Xu Can, Nie Xinyu, Xu Ru, Zhou Luyang, Wang Dongjin
Department of Cardiac Surgery, Nanjing Drum Tower Hospital, Nanjing University Medical School, Nanjing, People's Republic of China.
Nanjing University Medical School, Nanjing, People's Republic of China.
Tob Induc Dis. 2025 Mar 18;23. doi: 10.18332/tid/201400. eCollection 2025.
We aimed to explore the role of Apelin-13 in resisting oxidation, inflammation as well as apoptosis and its underlying mechanisms of action using a model of nicotine-induced H9c2 cardiomyocyte injury.
H9c2 cardiomyocytes were randomly divided into control, nicotine, nicotine + Apelin-13, and Apelin-13 groups. Cell counting kit-8 assay was conducted to determine the cell viability. Interleukin (IL)-6, superoxide dismutase, tumor necrosis factor-alpha (TNF-α), glutathione peroxidase (GSH-Px), IL-β, catalase (CAT), IL-8, lactate dehydrogenase (LDH), and malondialdehyde (MDA) levels were examined. A 2',7'-dichlorodihydrofluorescein diacetate assay was conducted to measure the intracellular reactive oxygen species (ROS) level.
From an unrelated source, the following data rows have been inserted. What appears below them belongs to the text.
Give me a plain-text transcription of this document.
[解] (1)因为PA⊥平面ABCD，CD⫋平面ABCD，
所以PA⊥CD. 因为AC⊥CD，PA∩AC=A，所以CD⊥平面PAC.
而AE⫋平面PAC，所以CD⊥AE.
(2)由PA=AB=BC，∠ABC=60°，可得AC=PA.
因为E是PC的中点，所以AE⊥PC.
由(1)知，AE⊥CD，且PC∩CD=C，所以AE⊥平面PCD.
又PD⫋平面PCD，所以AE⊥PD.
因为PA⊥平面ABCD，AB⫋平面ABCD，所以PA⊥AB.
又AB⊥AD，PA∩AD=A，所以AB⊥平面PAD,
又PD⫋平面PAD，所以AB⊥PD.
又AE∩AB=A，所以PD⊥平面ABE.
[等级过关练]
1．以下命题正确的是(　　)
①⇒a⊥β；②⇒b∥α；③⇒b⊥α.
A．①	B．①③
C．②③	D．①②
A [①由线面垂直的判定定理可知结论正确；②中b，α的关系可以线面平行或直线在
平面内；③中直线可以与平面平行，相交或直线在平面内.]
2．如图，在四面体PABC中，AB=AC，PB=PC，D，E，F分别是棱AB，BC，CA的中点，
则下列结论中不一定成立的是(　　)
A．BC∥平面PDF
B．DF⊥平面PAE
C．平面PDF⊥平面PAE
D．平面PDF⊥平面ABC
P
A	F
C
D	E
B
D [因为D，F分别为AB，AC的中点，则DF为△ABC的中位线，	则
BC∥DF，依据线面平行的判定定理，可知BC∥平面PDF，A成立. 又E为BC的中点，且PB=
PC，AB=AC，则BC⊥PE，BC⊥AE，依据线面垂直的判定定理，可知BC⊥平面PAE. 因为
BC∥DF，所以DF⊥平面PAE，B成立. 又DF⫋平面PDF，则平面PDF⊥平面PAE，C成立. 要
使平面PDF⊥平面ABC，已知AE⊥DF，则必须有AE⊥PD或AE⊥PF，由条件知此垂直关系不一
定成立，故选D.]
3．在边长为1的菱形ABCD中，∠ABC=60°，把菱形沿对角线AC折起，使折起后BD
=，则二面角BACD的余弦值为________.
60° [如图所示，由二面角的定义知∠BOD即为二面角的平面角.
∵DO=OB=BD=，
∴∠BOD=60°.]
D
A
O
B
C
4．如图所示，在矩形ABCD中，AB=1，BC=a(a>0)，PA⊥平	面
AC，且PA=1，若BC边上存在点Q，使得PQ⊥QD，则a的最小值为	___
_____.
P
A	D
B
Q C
The morphology of apoptotic cardiomyocytes was observed by 4',6-diamidino-2-phenylindole staining. Western blotting was employed to measure the protein expressions of apoptotic factors B-cell lymphoma-2 (Bcl-2) and Bcl-2-associated X (Bax). Apoptosis was quantified using Annexin V/propidium iodide staining.
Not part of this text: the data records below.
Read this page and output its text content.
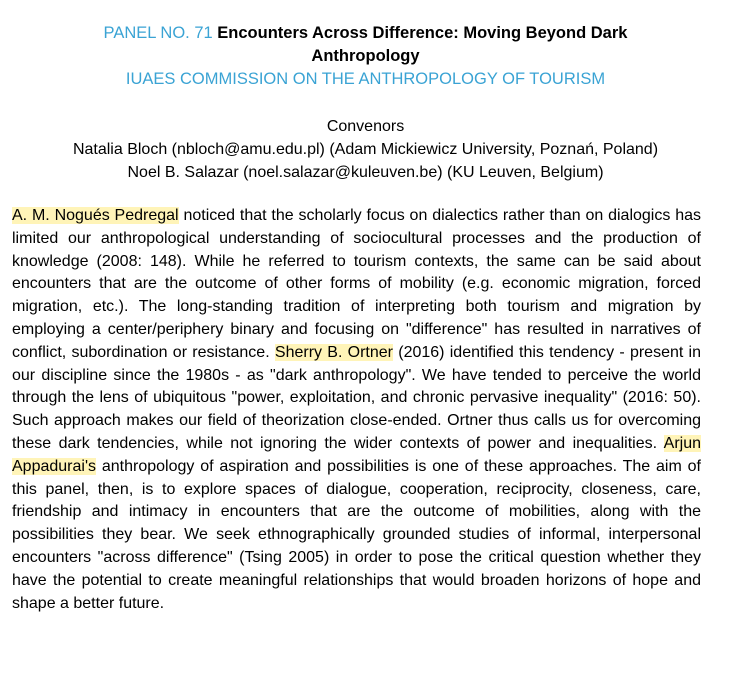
PANEL NO. 71 Encounters Across Difference: Moving Beyond Dark
Anthropology
IUAES COMMISSION ON THE ANTHROPOLOGY OF TOURISM
Convenors
Natalia Bloch (nbloch@amu.edu.pl) (Adam Mickiewicz University, Poznań, Poland)
Noel B. Salazar (noel.salazar@kuleuven.be) (KU Leuven, Belgium)

A. M. Nogués Pedregal noticed that the scholarly focus on dialectics rather than on dialogics has limited our anthropological understanding of sociocultural processes and the production of knowledge (2008: 148). While he referred to tourism contexts, the same can be said about encounters that are the outcome of other forms of mobility (e.g. economic migration, forced migration, etc.). The long-standing tradition of interpreting both tourism and migration by employing a center/periphery binary and focusing on "difference" has resulted in narratives of conflict, subordination or resistance. Sherry B. Ortner (2016) identified this tendency - present in our discipline since the 1980s - as "dark anthropology". We have tended to perceive the world through the lens of ubiquitous "power, exploitation, and chronic pervasive inequality" (2016: 50). Such approach makes our field of theorization close-ended. Ortner thus calls us for overcoming these dark tendencies, while not ignoring the wider contexts of power and inequalities. Arjun Appadurai's anthropology of aspiration and possibilities is one of these approaches. The aim of this panel, then, is to explore spaces of dialogue, cooperation, reciprocity, closeness, care, friendship and intimacy in encounters that are the outcome of mobilities, along with the possibilities they bear. We seek ethnographically grounded studies of informal, interpersonal encounters "across difference" (Tsing 2005) in order to pose the critical question whether they have the potential to create meaningful relationships that would broaden horizons of hope and shape a better future.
Exposure of H9c2 cardiomyocytes to 10 μM nicotine significantly reduced cell viability and increased LDH release, oxidative stress (elevated MDA and ROS levels with decreased superoxide dismutase, GSH-Px, and CAT activities), pro-inflammatory cytokines (IL-6, TNF-α, IL-1β, IL-8), and apoptotic markers (increased Bax with decreased Bcl-2 expression, along with nuclear condensation) (p<0.05). In contrast, treatment with 2 μM Apelin-13 significantly alleviated these deleterious effects, enhancing cell viability, restoring antioxidant enzyme activities, reducing oxidative and inflammatory responses, and inhibiting apoptosis (p<0.05).
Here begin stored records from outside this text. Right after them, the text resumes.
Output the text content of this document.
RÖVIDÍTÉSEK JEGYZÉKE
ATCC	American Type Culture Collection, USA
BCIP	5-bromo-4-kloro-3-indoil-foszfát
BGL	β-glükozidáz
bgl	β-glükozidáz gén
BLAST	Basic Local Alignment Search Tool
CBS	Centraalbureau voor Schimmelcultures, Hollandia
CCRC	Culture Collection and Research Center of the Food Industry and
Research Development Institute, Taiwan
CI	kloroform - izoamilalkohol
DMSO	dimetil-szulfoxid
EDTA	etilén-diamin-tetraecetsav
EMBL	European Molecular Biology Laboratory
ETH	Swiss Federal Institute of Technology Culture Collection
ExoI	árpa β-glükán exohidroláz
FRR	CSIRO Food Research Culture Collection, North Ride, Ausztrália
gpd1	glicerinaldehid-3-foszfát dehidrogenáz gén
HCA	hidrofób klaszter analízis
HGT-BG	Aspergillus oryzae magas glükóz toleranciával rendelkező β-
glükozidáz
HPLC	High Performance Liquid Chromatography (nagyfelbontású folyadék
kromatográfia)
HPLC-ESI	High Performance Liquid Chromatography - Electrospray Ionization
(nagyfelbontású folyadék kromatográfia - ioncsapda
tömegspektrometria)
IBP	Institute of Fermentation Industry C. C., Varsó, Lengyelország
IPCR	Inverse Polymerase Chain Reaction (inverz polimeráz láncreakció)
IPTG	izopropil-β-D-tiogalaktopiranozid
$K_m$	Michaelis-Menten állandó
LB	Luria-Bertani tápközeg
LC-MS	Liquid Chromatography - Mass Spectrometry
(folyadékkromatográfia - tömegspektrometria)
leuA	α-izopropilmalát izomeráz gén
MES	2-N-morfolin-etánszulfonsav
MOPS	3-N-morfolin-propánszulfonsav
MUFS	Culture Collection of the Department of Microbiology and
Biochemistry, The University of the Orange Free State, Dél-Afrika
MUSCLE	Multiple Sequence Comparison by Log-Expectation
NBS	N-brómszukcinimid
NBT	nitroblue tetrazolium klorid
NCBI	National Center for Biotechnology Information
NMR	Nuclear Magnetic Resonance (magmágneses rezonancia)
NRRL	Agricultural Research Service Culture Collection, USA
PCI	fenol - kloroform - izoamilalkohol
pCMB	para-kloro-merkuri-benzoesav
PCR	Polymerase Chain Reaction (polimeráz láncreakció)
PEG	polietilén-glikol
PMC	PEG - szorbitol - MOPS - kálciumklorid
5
Nicotine induction increases the oxidative stress and apoptotic capacity of H9c2 cardiomyocytes, but Apelin-13 protects H9c2 cardiomyocytes against nicotine-induced apoptosis and oxidative stress.
我们旨在利用尼古丁诱导的H9c2心肌细胞损伤模型,探讨Apelin-13在抗氧化、抗炎以及抗凋亡方面的作用及其潜在作用机制。
将H9c2心肌细胞随机分为对照组、尼古丁组、尼古丁+Apelin-13组和Apelin-13组。采用细胞计数试剂盒-8法检测细胞活力。检测白细胞介素(IL)-6、超氧化物歧化酶、肿瘤坏死因子-α(TNF-α)、谷胱甘肽过氧化物酶(GSH-Px)、IL-1β、过氧化氢酶(CAT)、IL-8、乳酸脱氢酶(LDH)和丙二醛(MDA)水平。采用2',7'-二氯二氢荧光素二乙酸酯法检测细胞内活性氧(ROS)水平。通过4',6-二脒基-2-苯基吲哚染色观察凋亡心肌细胞的形态。采用蛋白质印迹法检测凋亡因子B细胞淋巴瘤-2(Bcl-2)和Bcl-2相关X蛋白(Bax)的蛋白表达。使用膜联蛋白V/碘化丙啶染色对凋亡进行定量分析。
将H9c2心肌细胞暴露于10μM尼古丁中可显著降低细胞活力,并增加LDH释放、氧化应激(MDA和ROS水平升高,同时超氧化物歧化酶、GSH-Px和CAT活性降低)、促炎细胞因子(IL-6、TNF-α、IL-1β、IL-8)以及凋亡标志物(Bax增加,Bcl-2表达降低,同时伴有核浓缩)(p<0.05)。相比之下,用2μM Apelin-13处理可显著减轻这些有害影响,提高细胞活力,恢复抗氧化酶活性,减少氧化和炎症反应,并抑制凋亡(p<0.05)。
尼古丁诱导可增加H9c2心肌细胞的氧化应激和凋亡能力,但Apelin-13可保护H9c2心肌细胞免受尼古丁诱导的凋亡和氧化应激。